Mr M Syed (Head of Computing Department)
Computer Science, whether we are aware of it or not, has implemented itself into almost every aspect of our lives and has become a part of our daily routines. Both the business world and our social lives are increasingly dominated by computers. A course in Computing will develop your understanding of how computers work and how they are programmed.
‘The rise of Google, the rise of Facebook, the rise of Apple, I think, are proof that there is a place for Computer Science as something that solves problems that people face every day’.
The international extent to which Computer Science has spread is even overshadowed by the extent to which it has rapidly advanced within the past few decades, making it one of the largest growing fields. This is a pinnacle point for Computer Science where our advanced understanding of it now allows us as talented individuals to mould it into something useful, unique or revolutionary to benefit us all. Therefore, an education in Computer Science seems essential to understand the new digital world that we live in.
Computer Science is the study of principles and practices that support an understanding and modelling of computation, and of their application in the development of computer systems. Computer Science is deeply concerned with how computers and computer systems work, and how they are designed and programmed. Pupils studying computing gain understanding into computational systems of all kinds.
Computer Science is a practical subject, where invention and imagination are encouraged. Pupils are expected to apply the academic principles they have learned to the understanding of real-world systems.
This is why at Herschel Grammar School, we are adapting with the changing times and teaching Computer Technology, which is a combination of Computer Science and ICT. These two subjects are complimentary to each other. Computing teaches a pupil how to be an effective author whilst the ICT teaches how to be thoughtful user and to become an effective communicator by using these tools.
Computer Technology (CT) Year 7:
Computer Technology (CT) Year 8:
Computer Technology (CT) Year 9:
This course is ideal for students who are driven to learn more.
This course is the ideal starting point to learn and develop vital skills in programming, networking and in operating systems, which are just a few of the many other aspects covered throughout. No previous programming experience is required for this course, as the building blocks of the course take you from the beginning to the end point where you should become an efficient programmer.
This course is assessed by 60% controlled assessment and 40% written examination.
Exam Board: OCR
This course is ideal for students with a passion and genuine interest in Computer Science.

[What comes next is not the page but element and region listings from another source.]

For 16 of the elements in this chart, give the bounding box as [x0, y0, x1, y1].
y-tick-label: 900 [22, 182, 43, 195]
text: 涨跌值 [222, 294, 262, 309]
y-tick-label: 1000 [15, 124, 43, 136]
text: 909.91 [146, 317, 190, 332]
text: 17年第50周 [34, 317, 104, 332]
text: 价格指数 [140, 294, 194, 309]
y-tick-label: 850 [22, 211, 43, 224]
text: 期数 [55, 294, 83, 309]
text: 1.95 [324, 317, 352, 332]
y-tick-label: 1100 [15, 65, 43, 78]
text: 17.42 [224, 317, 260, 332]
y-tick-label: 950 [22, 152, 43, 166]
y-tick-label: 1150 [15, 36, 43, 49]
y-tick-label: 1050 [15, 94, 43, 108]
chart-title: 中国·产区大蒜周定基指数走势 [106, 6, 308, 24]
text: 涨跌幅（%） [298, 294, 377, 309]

The knowledge of programming and how you can use your computer in the most advantageous way for you will allow you to solve many issues or projects in any field of future work in an inventive and effective way. Although no prior knowledge is needed, a GCSE in Computing is beneficial when starting this course. The important skills you learn from this course and this subject will be transferable and highly valued by employers in any future career you pursue.
However, if you wish to study Computer Science at University then it is highly recommended you take this course as it builds a solid foundation for further study. Computer Science is a facilitating subject which opens up a broad variety of courses for you to study at university.
The AS qualification consists of two written examinations, each worth 50%. The A level qualification consists of two written examinations and a project-based coursework.
Exam Board: AQA
Advances in computing are transforming the way we work and at Herschel Grammar School, we are adapting with the changing times and teaching the new Computer Science specification.
Paper 1 tests a student's ability to program, as well as their theoretical knowledge of computer science. It is an On-Screen exam for 1 hour 30 minutes and is 50% of AS Level.
Paper 2 is a written exam which tests student’s ability to answer a series of short-answer and extended-answer questions. Paper 2 is for 1 hour 30 minutes and is 50% of the AS Level.
Paper 1: This paper tests a student’s ability to program, as well as their theoretical knowledge of computer science. Students will be assessed by an On-screen exam which will be for 2 hours 30 minutes. Paper 1 is 40% of A-Level qualification.
Paper 2: This paper tests a student’s ability to answer compulsory short-answer and extended-answer questions. This will be a 2 hour 30 minutes written exam and is 40% of the A-Level qualification.
The non-exam assessment assesses student's ability to use the knowledge and skills gained through the course to solve or investigate a practical problem. Students will be expected to follow a systematic approach to problem solving. This is the remaining 20% of the A-Level qualification.